New Orleans-based court says Covid-19 vaccination and testing rules raise grave legal issues
By Brent Kendall and Sabrina Siddiqui Wall Street Journal, Nov. 7, 2021
A federal appeals court on Saturday temporarily blocked the Biden administration’s new rules that require many employers to ensure that their workers are vaccinated or tested weekly for Covid-19.
A three-judge panel on the New Orleans-based Fifth U.S. Circuit Court of Appeals granted an emergency stay prohibiting enforcement of the rules for now, saying they raise “grave statutory and constitutional issues.”
The Fifth Circuit said it would quickly consider whether to issue an injunction against the vaccine and testing requirements, ordering the Biden administration to file initial legal papers by late Monday afternoon.
The rules, issued by the Labor Department on Thursday, apply to employers with at least 100 workers. Lawsuits challenging the requirements have been filed in courts around the country. Challengers in the case before the Fifth Circuit include both private employers and a group of Republican state attorneys general.
Seema Nanda, the Labor Department’s top legal adviser, said the administration was confident in its authority to issue the standard and was fully prepared to defend it in court.
“The Occupational Safety and Health Act explicitly gives OSHA the authority to act quickly in an emergency where the agency finds that workers are subjected to a grave danger and a new standard is necessary to protect them,” Ms. Nanda said in a statement.
White House chief of staff Ron Klain said Sunday he thought the administration’s legal justification for the vaccine mandate was solid and that he was “quite confident that when this gets fully adjudicated” in court, the administration’s order would stand.
“It’s common sense,” Mr. Klain said on NBC. “If OSHA can tell people to wear a hard hat on the job, to be careful with chemicals, it can put in place these simple measures to keep our workers safe.”
Brandon Trosclair, a litigant in the case who employs nearly 500 workers in 15 grocery stores, said in a statement that Saturday’s decision was “a great first step” that “realized that the Biden employer vaccine mandate would cause great harm to businesses like mine.”
Challengers are mounting several different legal arguments against the requirements, including a claim that OSHA is improperly exercising powers that can only be invoked by Congress.
The Fifth Circuit is one of the nation’s most conservative appeals courts.

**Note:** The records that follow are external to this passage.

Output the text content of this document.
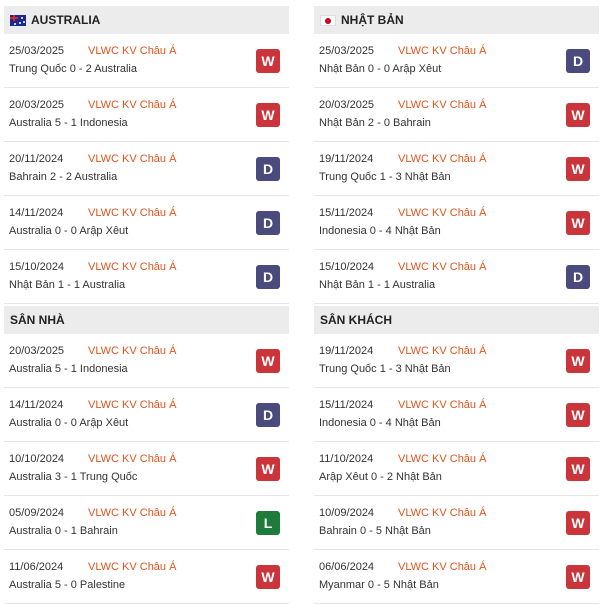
AUSTRALIA
25/03/2025 VLWC KV Châu Á
Trung Quốc 0 - 2 Australia	W
20/03/2025 VLWC KV Châu Á
Australia 5 - 1 Indonesia	W
20/11/2024 VLWC KV Châu Á
Bahrain 2 - 2 Australia	D
14/11/2024 VLWC KV Châu Á
Australia 0 - 0 Arập Xêut	D
15/10/2024 VLWC KV Châu Á
Nhật Bản 1 - 1 Australia	D
NHẬT BẢN
25/03/2025 VLWC KV Châu Á
Nhật Bản 0 - 0 Arập Xêut	D
20/03/2025 VLWC KV Châu Á
Nhật Bản 2 - 0 Bahrain	W
19/11/2024 VLWC KV Châu Á
Trung Quốc 1 - 3 Nhật Bản	W
15/11/2024 VLWC KV Châu Á
Indonesia 0 - 4 Nhật Bản	W
15/10/2024 VLWC KV Châu Á
Nhật Bản 1 - 1 Australia	D
SÂN NHÀ
20/03/2025 VLWC KV Châu Á
Australia 5 - 1 Indonesia	W
14/11/2024 VLWC KV Châu Á
Australia 0 - 0 Arập Xêut	D
10/10/2024 VLWC KV Châu Á
Australia 3 - 1 Trung Quốc	W
05/09/2024 VLWC KV Châu Á
Australia 0 - 1 Bahrain	L
11/06/2024 VLWC KV Châu Á
Australia 5 - 0 Palestine	W
SÂN KHÁCH
19/11/2024 VLWC KV Châu Á
Trung Quốc 1 - 3 Nhật Bản	W
15/11/2024 VLWC KV Châu Á
Indonesia 0 - 4 Nhật Bản	W
11/10/2024 VLWC KV Châu Á
Arập Xêut 0 - 2 Nhật Bản	W
10/09/2024 VLWC KV Châu Á
Bahrain 0 - 5 Nhật Bản	W
06/06/2024 VLWC KV Châu Á
Myanmar 0 - 5 Nhật Bản	W
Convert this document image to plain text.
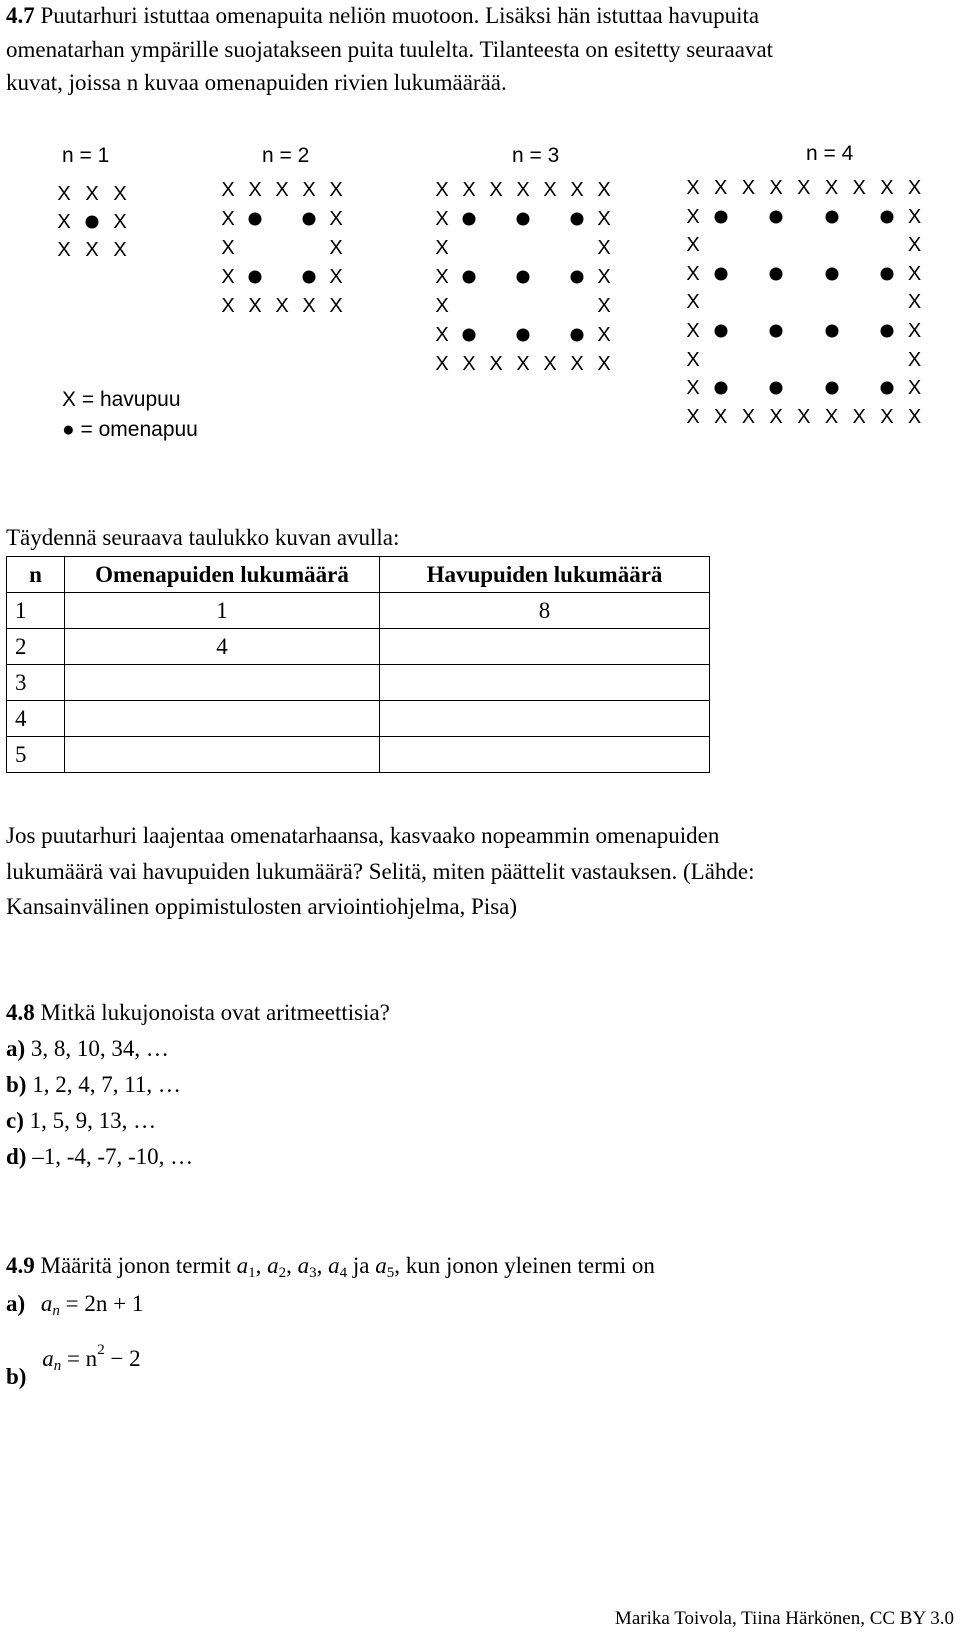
4.7 Puutarhuri istuttaa omenapuita neliön muotoon. Lisäksi hän istuttaa havupuita
omenatarhan ympärille suojatakseen puita tuulelta. Tilanteesta on esitetty seuraavat
kuvat, joissa n kuvaa omenapuiden rivien lukumäärää.
n = 1	n = 2	n = 3	n = 4
X = havupuu
● = omenapuu
X X X
X X
X X X
X X X X X
X	X
X	X
X	X
X X X X X
X X X X X X X
X	X
X	X
X	X
X	X
X	X
X X X X X X X
X X X X X X X X X
X	X
X	X
X	X
X	X
X	X
X	X
X	X
X X X X X X X X X
Täydennä seuraava taulukko kuvan avulla:
n	Omenapuiden lukumäärä	Havupuiden lukumäärä
1	1	8
2	4	
3		
4		
5		
Jos puutarhuri laajentaa omenatarhaansa, kasvaako nopeammin omenapuiden
lukumäärä vai havupuiden lukumäärä? Selitä, miten päättelit vastauksen. (Lähde:
Kansainvälinen oppimistulosten arviointiohjelma, Pisa)
4.8 Mitkä lukujonoista ovat aritmeettisia?
a) 3, 8, 10, 34, …
b) 1, 2, 4, 7, 11, …
c) 1, 5, 9, 13, …
d) –1, -4, -7, -10, …
4.9 Määritä jonon termit $a_1$, $a_2$, $a_3$, $a_4$ ja $a_5$, kun jonon yleinen termi on
a) $a_n = 2n + 1$
b) $a_n = n^2 - 2$
Marika Toivola, Tiina Härkönen, CC BY 3.0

The three judges who issued Saturday’s ruling were appointed by Republican presidents.
Under the Biden administration requirements, first announced by the president in September, businesses with 100 or more employees must ensure that workers are either fully vaccinated against Covid-19 or tested weekly by Jan. 4.
Employers aren’t required under the new policy to provide or pay for tests, with potential exceptions if collective bargaining agreements compel them to do so. In addition to producing a weekly negative test, unvaccinated employees must also wear a mask in the workplace.
Employers who don’t comply with the requirements could face penalties of up to around $13,600 per violation. The requirements don’t apply to employees who don’t report to a workplace where other individuals are present, employees who only work from home, or employees who work exclusively outdoors.
Mr. Biden said he was reluctant to issue vaccine requirements but said he felt he had exhausted other options after some Americans refused to get vaccinated despite a monthslong campaign by the administration promoting the shot.
The White House has repeatedly expressed confidence in the legality of the vaccine requirements.
“This is about saving people’s lives…and making sure that their workplace is safe,” White House deputy press secretary Karine Jean-Pierre told reporters Friday.